He marked the time when he left the room on a large lined piece of paper he’d nailed to the doorway. How long would the bulb burn for? How long would it hold its brilliance? How could he improve upon such a thing? Often, in the middle of the night, he’d walk through the house to his workroom to pace more circles around the dangling bulbs. Perhaps he walked a million kilometers in his own home in trying to capture the light.
One night, in an attempt to feel like I did as a kid again, and wanting to feel closer to my father and his obsession, I snuck into his lab. I hit the grimy switch and then fumbled to screw a bulb into the exposed socket. My finger and thumb brushed the metal linkage and I felt coursing volts scream through my hand, rushing up my arm to my shoulder, and spread needles over my scalp. It felt like muscle and tendon were pulling apart. Bolts of energy manically vibrated deeper into my chest like plucked cello strings before I shook myself loose. For a moment my arm hung limp, a feeling of paralysis, and that shocking sensation lingered. Even as I left the lab and snuck back to my bed, it felt like a space in my body had been cleared and laid with new chords of nerve that bristled and sparked.
I never told anyone about that incident as I felt foolish. Though afterward I had electrocution dreams. A silent gushing of force would fill me up, make my muscles quiver, and the linkage of my bones hum. In sleep I was a container for that light, which lifted me away from my body in white starbursts.
The morning after, my father called me into his lab. I thought he knew I disturbed his work.
“Jacob, come in here, please. Put your glasses on, and stand back there against the wall.”
My safety glasses were on the hook hanging next to Edwin’s pair. My father couldn’t bring himself to throw them out. I saw my brother’s glasses and didn’t care if I was going to get in trouble or not. I felt a compulsion to stomp on Edwin’s glasses so I didn’t have to look at them.
“I need some help,” my father said.
No accusations came, so I set the cloth strap against the back of my skull and pulled the glasses down over my eyes. Large shards of glass and metal crunched into the floor. Fergus knew not to come into the room and I heard him lay down outside the door.
My father called out times for me to write on the paper. Often I’d watch him walk in those tight circles while talking about how to pressurize inert gases, how to set the stem so the contact wires sit properly, and how to best insulate the cap around the electrical contact points. There was a different language used altogether in that room. We spoke of science, using the language of chemistry and the periodic chart.
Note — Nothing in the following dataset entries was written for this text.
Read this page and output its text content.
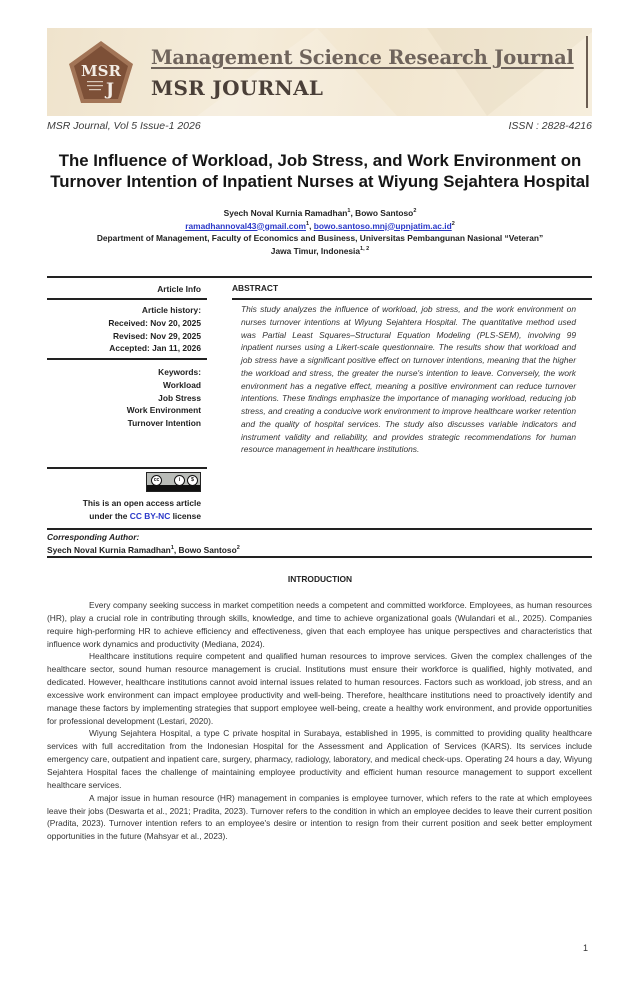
MSR
J
Management Science Research Journal
MSR JOURNAL
MSR Journal, Vol 5 Issue-1 2026	ISSN : 2828-4216
The Influence of Workload, Job Stress, and Work Environment on
Turnover Intention of Inpatient Nurses at Wiyung Sejahtera Hospital
Syech Noval Kurnia Ramadhan$^1$, Bowo Santoso$^2$
ramadhannoval43@gmail.com$^1$, $bowo.santoso.mnj@upnjatim.ac.id^2$
Department of Management, Faculty of Economics and Business, Universitas Pembangunan Nasional “Veteran”
Jawa Timur, Indonesia$^{1, 2}$
Article Info
Article history:
Received: Nov 20, 2025
Revised: Nov 29, 2025
Accepted: Jan 11, 2026
Keywords:
Workload
Job Stress
Work Environment
Turnover Intention
cc	i	$
This is an open access article
under the CC BY-NC license
ABSTRACT
This study analyzes the influence of workload, job stress, and the work environment on nurses turnover intentions at Wiyung Sejahtera Hospital. The quantitative method used was Partial Least Squares–Structural Equation Modeling (PLS-SEM), involving 99 inpatient nurses using a Likert-scale questionnaire. The results show that workload and job stress have a significant positive effect on turnover intentions, meaning that the higher the workload and stress, the greater the nurse's intention to leave. Conversely, the work environment has a negative effect, meaning a positive environment can reduce turnover intentions. These findings emphasize the importance of managing workload, reducing job stress, and creating a conducive work environment to improve healthcare worker retention and the quality of hospital services. The study also discusses variable indicators and instrument validity and reliability, and provides strategic recommendations for human resource management in healthcare institutions.
Corresponding Author:
Syech Noval Kurnia Ramadhan$^1$, Bowo Santoso$^2$
INTRODUCTION

Every company seeking success in market competition needs a competent and committed workforce. Employees, as human resources (HR), play a crucial role in contributing through skills, knowledge, and time to achieve organizational goals (Wulandari et al., 2025). Companies require high-performing HR to achieve efficiency and effectiveness, given that each employee has unique perspectives and characteristics that influence work dynamics and productivity (Mediana, 2024).

Healthcare institutions require competent and qualified human resources to improve services. Given the complex challenges of the healthcare sector, sound human resource management is crucial. Institutions must ensure their workforce is qualified, highly motivated, and dedicated. However, healthcare institutions cannot avoid internal issues related to human resources. Factors such as workload, job stress, and an excessive work environment can impact employee productivity and well-being. Therefore, healthcare institutions need to proactively identify and manage these factors by implementing strategies that support employee well-being, create a healthy work environment, and provide opportunities for professional development (Lestari, 2020).

Wiyung Sejahtera Hospital, a type C private hospital in Surabaya, established in 1995, is committed to providing quality healthcare services with full accreditation from the Indonesian Hospital for the Assessment and Application of Services (KARS). Its services include emergency care, outpatient and inpatient care, surgery, pharmacy, radiology, laboratory, and medical check-ups. Operating 24 hours a day, Wiyung Sejahtera Hospital faces the challenge of maintaining employee productivity and efficient human resource management to support excellent healthcare services.

A major issue in human resource (HR) management in companies is employee turnover, which refers to the rate at which employees leave their jobs (Deswarta et al., 2021; Pradita, 2023). Turnover refers to the condition in which an employee decides to leave their current position (Pradita, 2023). Turnover intention refers to an employee's desire or intention to resign from their current position and seek better employment opportunities in the future (Mahsyar et al., 2023).

1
There was also the language of the countries he ordered supplies from and the strange writing on the crates and gas canisters that arrived at the factory, which were skimmed from and brought home.
“Mark every minute on your paper there,” he told me.
“How long are we going to time this one?” I asked.
“Just mark them.”
“Nine thirty-seven,” I said.
“Nine thirty-eight.”
“Nine thirty-nine.”
“Nine forty.” My father seemed as multifaceted, unknowable as the hundreds of glass fragments scattered around the room.
As I was calling out “nine forty-one,” there was a quick pop, and the lightbulb shattered in a small explosion of radiant orange dust. Glass rubble holding the last touches of light rained onto the floor. Little white after-burn spots floated across my eyes. Then the room went dark. The smell of burnt filament with an aftertaste of some chemical I didn’t recognize floated around us as our eyes adjusted to the thick shadow we stood in.
“Ah-ha!” he yelled out.
The outline of his posture changed from that of a wounded person to someone who had just been healed and was starting to stand taller.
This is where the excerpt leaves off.